新谷 私がみなさんに言いたいのは、もっと正直に生きようということです。こう言ったらどう思われるかとか、これをしたらどう反発されるのかとか考えず、もっと素直に生きなさい。
――僕自身に言われているような気もします(笑)。
新谷 本当に自分を変えたいのならば、本音で勝負しましょう。心を開くんですよ。
――ますますそういう気がしてきた(笑)。
新谷 あなたにはこれまでもずいぶん話をしてきましたが、私は何も隠していない、すべてオープンでしょう? それが一番なんです。
――オープンすぎるくらいです。そこはホントにすごいと思います。
新谷 このインタビューをお読みになっている方も、いろいろと難しいことを考える前に、正直に生きること、心を開くこと、心の曇りに毒されないこと……まずそうしたことを実践するようにしてください。
――日本人全体のテーマなんですね。確かに、放射能の問題、地震の問題を語る以前に、なんだか社会全体がビクビクしていて、人目を気にしていて、心の開けずに生きていて……そのほうがよっぽど有害な気もします。
新谷 人を感動させるには何も隠さないこと! オープンにすること!
――今度そういう本を作らないといけないですね(笑)。この続きはまた機会を改めてお聞かせください。今日はありがとうございました!
★Profile
新谷弘実 しんや・ひろみ
1935年、福岡県生まれ。1960年、順天堂大学医学部を卒業後、’63年にニューヨーク・アメリカに留学。研修医として、ベス・イスラエル病院に勤務。’68年に新谷式と呼ばれる内視鏡の挿入技術を考案、世界で初めて開腹することなく内視鏡でポリープ除去手術(ポリペクトミー)に成功。以後、日米で35万人以上の内視鏡検査と10万人以上のポリープ除去手術を行うなど、大腸内視鏡医学の世界的権威として活躍。現在、アルバート・アインシュタイン医科大学外科教授、北里大学客員教授(研究員)。著書にミリオンセラーになった『病気にならない生き方』シリーズ(サンマーク出版)、『酵素力革命』『細胞から若返る生き方』(以上、講談社)、『20歳若返る力』(ビジネス社)、『30日間で腸から美人になる』『免疫力を高める生き方』『水と塩を変えると病気にならない』(以上、マガジンハウス)などがある。
(編集後記)
新谷先生は、「病気にならない生き方」がミリオンセラーになって以来、クスリを使わずに病気を治す食事療法の先生のように思われていますが、「人の心をつかむ力に長けたホームドクター」というのが本当の姿なんだと思います。
なにしろ、まだ1ドルが360円だった時代に単身でアメリカに渡られ、「まわりに日本人が全くいない」ハングリーな環境の中で膨大な数の患者さんと日々向き合い、実績を積み上げられてきた方です。

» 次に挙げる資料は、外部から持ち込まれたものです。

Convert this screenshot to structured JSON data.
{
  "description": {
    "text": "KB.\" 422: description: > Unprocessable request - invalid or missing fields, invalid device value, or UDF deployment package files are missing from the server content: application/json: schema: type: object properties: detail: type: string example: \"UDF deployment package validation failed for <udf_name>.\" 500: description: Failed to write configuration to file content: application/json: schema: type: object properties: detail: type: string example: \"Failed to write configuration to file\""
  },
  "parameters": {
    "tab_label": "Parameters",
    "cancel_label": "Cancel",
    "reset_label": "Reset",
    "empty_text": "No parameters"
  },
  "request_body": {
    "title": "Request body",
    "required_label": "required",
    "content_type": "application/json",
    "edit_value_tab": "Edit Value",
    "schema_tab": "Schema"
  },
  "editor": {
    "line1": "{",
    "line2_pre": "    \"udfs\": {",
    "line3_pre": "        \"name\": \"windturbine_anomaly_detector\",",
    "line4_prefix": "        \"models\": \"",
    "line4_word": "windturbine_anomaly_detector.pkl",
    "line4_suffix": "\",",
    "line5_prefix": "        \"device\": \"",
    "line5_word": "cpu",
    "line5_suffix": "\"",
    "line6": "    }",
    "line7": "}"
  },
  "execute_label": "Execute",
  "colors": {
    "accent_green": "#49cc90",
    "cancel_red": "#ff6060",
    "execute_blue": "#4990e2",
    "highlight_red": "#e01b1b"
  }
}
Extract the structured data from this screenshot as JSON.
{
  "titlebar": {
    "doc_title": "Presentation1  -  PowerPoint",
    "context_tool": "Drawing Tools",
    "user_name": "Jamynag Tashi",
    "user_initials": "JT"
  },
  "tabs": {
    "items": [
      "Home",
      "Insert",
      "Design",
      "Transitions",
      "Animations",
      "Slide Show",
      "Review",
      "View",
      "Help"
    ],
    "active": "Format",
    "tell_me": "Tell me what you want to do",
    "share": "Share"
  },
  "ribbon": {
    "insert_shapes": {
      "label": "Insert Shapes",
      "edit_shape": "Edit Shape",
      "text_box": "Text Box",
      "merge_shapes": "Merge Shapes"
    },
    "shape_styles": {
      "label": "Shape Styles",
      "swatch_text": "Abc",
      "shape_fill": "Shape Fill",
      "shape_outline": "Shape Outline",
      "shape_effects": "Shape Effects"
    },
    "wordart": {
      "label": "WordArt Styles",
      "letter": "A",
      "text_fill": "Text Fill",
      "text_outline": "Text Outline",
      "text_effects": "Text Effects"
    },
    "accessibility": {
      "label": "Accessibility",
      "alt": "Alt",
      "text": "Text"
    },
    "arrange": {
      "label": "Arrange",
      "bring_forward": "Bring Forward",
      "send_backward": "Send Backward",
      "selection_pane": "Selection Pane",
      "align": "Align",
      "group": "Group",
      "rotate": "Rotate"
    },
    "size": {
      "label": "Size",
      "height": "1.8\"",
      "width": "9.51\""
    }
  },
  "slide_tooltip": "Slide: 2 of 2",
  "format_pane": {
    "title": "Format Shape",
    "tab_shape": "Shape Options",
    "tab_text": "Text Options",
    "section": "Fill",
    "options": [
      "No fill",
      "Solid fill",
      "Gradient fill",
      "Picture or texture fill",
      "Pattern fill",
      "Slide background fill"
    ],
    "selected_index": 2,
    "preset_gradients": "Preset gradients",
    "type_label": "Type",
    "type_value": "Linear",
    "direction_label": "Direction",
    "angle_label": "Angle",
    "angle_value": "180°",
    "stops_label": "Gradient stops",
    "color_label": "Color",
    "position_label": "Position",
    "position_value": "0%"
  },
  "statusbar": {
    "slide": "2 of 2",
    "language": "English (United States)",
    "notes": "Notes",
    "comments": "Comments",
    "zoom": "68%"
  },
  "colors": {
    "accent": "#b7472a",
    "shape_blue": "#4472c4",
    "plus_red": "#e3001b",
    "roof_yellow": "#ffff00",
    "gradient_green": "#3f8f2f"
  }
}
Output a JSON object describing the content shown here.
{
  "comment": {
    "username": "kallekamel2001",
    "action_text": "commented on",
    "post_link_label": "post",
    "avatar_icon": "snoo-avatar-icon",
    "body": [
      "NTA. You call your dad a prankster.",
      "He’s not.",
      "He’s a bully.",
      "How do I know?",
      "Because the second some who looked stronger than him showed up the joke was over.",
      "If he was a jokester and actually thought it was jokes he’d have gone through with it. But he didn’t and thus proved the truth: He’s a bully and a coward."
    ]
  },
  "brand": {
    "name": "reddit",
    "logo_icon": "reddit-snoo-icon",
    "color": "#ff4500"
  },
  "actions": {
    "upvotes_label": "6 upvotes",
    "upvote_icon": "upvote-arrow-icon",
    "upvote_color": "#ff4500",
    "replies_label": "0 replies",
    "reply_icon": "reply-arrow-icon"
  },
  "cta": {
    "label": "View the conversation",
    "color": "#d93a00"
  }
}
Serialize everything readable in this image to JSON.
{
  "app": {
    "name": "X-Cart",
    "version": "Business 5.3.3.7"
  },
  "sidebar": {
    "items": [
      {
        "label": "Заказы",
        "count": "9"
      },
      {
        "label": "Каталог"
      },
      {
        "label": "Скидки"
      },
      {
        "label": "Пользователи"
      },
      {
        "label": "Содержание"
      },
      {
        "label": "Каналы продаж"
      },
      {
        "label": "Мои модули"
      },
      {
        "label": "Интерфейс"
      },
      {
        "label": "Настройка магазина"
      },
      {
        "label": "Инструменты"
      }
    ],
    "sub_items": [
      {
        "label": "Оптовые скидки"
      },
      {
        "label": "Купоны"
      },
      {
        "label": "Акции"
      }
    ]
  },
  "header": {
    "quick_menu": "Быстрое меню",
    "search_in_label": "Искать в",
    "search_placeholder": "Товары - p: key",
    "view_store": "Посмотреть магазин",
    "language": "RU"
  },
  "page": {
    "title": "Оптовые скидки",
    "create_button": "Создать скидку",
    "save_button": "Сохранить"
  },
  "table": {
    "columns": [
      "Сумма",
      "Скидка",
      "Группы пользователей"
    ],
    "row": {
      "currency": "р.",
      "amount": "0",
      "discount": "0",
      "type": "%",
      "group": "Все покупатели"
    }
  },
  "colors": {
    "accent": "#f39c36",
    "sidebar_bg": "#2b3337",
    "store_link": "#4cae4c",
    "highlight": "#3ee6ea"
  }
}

外科医、内視鏡医としての技術もさることながら、「人の心をつかむ力」がなければ、いまよりももっと強固だった言葉の壁、文化の壁、人種の壁は突き破れなかったでしょう。異国の地に永住して、患者さんに「この先生は信頼できる、また診てもらおう」と思ってもらうことは、容易なことではありません。今回のインタビューも、そうした先生の経歴をふまえて一読されると、また意味が違ってくるのではないでしょうか。
放射能が安全だとか、原発事故は大したことがないと言っているわけではありません。そうした事故の実態以上に大事なのが、ヒトに備わっている「心の法則」をしっかり理解するということ。
いくら「事実」であったとしても、「その事実によって何を感じるか?」は人それぞれ。私たちは事実と感じていることをごっちゃにして、不安や恐怖を必要以上に増幅してしまっているところがあります。そのことをもっと強く自覚しないと、事故の「被害」はさらに拡散することになるかもしれません(広い意味での風評被害ってやつですね!)。
「そうなんだよなあ、人間っていろんな意味で厄介な生き物なんだよなあ」と改めて思った次第。それと同時に、「結局は自分次第、自分の意識次第なんだな」と個人的にはハラの据わった気持ちになれました。機会を設けて、またこの「続編」をお届けしたいと思っています。
いやあ、新谷先生はいつもの新谷先生でした(笑)。